Difficile de parler de Marc Ludwig sans se confondre en éloges. A 21 ans, Marc est déjà engagé dans bien plus de projets et d’organisations qu’un activiste de 50 ans : fondateur de l’ONG de défense des Droits de l’Homme Schrei fuer dein Recht (Crie pour tes droits), il est également leader de Netzcheckers (cf un des précédents articles), membre du Conseil Allemand de la jeunesse, ancien membre actif d’Amnesty International...
C’est d’ailleurs avec son adhésion à Amnesty que tout a commencé. Il y a cinq ans, dans le cadre d’un projet scolaire, il décide de fonder un « Amnesty Youth Group » (groupe de jeunes rattaché à Amnesty) avec lequel il commence à mener des actions de sensibilisation aux Droits de l’Homme : des campagnes de signatures, des ventes de cartes, des défilés au sein de parades Berlinoises... Aucun coordinateur d’Amnesty n’ayant accepté de suivre ces activités, Marc gravit peu à peu les échelons afin de faire entendre sa voix et celle de ses camarades. Il prend la tête des Amnesty Youth Groups de Berlin, coopère avec les instances nationales de l’ONG... tant et si bien qu’en 2005 il se rend au Sommet International d’Amnesty à Mexico en tant que représentant de l’Allemagne. Conscient de combien il est difficile de mobiliser les jeunes autour des Droits de l’Homme, il y rédige avec d’autres jeunes activistes de 26 pays différents une Déclaration Internationale sur l’engagement de la jeunesse : celle-ci établit en 18 points une stratégie ayant pour but d’intégrer les jeunes générations dans les actions de défense des Droits de l’Homme. Seulement voilà : contrairement aux antennes canadiennes, suisses, ou danoises, l’antenne allemande d’Amnesty n’applique pas ces résolutions une fois le sommet clos.

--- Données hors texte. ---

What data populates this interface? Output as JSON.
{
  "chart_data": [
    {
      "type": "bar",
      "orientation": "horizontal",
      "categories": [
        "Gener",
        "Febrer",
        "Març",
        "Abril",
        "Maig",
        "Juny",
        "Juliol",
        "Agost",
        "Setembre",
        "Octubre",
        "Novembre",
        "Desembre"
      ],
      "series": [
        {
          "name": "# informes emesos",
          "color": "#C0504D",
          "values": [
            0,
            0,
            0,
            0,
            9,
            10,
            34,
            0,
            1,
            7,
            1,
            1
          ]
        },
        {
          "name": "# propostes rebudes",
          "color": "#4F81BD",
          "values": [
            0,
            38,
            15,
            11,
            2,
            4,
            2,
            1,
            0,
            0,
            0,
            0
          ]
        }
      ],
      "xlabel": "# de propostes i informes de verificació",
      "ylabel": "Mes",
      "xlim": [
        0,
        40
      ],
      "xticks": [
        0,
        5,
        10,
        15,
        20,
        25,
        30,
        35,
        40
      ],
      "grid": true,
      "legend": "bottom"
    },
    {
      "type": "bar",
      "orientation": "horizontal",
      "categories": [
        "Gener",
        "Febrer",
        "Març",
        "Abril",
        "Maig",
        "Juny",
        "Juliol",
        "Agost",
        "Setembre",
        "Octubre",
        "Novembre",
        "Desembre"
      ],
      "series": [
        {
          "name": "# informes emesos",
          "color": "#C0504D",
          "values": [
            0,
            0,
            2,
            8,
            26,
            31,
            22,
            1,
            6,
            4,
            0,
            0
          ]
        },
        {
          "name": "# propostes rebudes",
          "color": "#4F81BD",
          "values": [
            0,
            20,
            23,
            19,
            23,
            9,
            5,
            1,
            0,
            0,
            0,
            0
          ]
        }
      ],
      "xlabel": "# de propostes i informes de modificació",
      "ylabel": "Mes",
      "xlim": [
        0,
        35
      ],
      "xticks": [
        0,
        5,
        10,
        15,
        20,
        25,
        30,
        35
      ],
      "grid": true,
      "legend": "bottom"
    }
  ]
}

Il n’en faut pas plus à Marc pour décider de fonder sa propre ONG afin de valoriser et d’encourager les actions de jeunes dans le domaine des Droits de l’Homme : c’est ainsi qu’il y a un an naît Schrei fuer dein Recht, autour d’un premier projet original. Marc décide en effet d’associer son engagement et sa passion pour le cinéma, en produisant avec une équipe de bénévoles un « spot social » sur la défense des Droits de l’Homme. Quelle meilleure façon de toucher les jeunes que d’utiliser un langage et un mode d’expression qui leur appartient ? En partenariat avec cinq ONG (UNICEF, Terre des Hommes, Kindernothilfe, Aktion Weisses Friedensband et Bröt fuer die Welt) il parvient à récolter assez de fonds pour produire ce court-métrage et en tirer 82 copies. Présenté lors d’une conférence de presse (à laquelle nous avons assisté) le 5 décembre dernier, ce court-métrage va être diffusé dans les cinémas des principales villes allemandes, si possible pendant les campagnes de sensibilisation des ONG partenaires.

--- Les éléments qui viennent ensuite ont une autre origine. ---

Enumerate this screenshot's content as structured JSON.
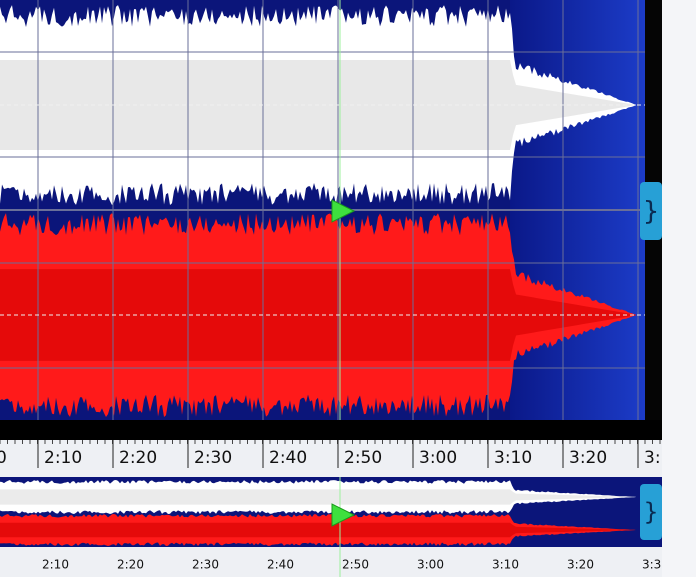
{
  "timeline": {
    "labels": [
      "0",
      "2:10",
      "2:20",
      "2:30",
      "2:40",
      "2:50",
      "3:00",
      "3:10",
      "3:20",
      "3:"
    ]
  },
  "overview": {
    "labels": [
      "2:10",
      "2:20",
      "2:30",
      "2:40",
      "2:50",
      "3:00",
      "3:10",
      "3:20",
      "3:3"
    ]
  }
}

Les activités de Schrei fuer dein Recht, cependant, ne se limitent pas à la production de courts-métrages. Autour de ce premier projet est en train de se créer un réseau de 30 jeunes Allemands, qui alimentent une plateforme Internet dédiée aux Droits de l’Homme, développée en partenariat avec une école. Chacun d’entre eux est responsable d’un des 30 articles de la Déclaration des Droits de l’Homme : recherches et rédaction d’articles pour le site, prise de contact avec d’autres ONG, organisation d’ateliers... autant d’activités que chacun d’entre eux exerce dans son domaine de prédilection. Il en résulte un site web très spécialisé, qui fournit de la documentation et des explications concernant l’actualité, des bases de données sur les ateliers auxquels il est possible de participer en Allemagne, et même un forum interactif. Le tout, bien sûr, étant écrit et exprimé dans un langage adapté aux jeunes.
Aujourd’hui, Marc considère que le premier but de Schrei fuer dein Recht est d’être un lien entre la jeunesse allemande et les principales ONG de Défense des Droits de l’Homme, trop souvent perçues comme de grosses machines bureaucratiques par les jeunes générations. Il s’agit également pour lui de coordonner les activités de plusieurs associations de jeunes oeuvrant pour les mêmes causes, afin de maximiser l’impact de leurs actions et de les valoriser auprès des « adultes ». Et ce qui est sûr, c’est qu’il ne compte pas s’arrêter là ! Persévérant et idéaliste, Marc semble appliquer à tous ses agissements la maxime de Schrei fuer dein Recht : « si personne ne t’écoute, commence à crier ».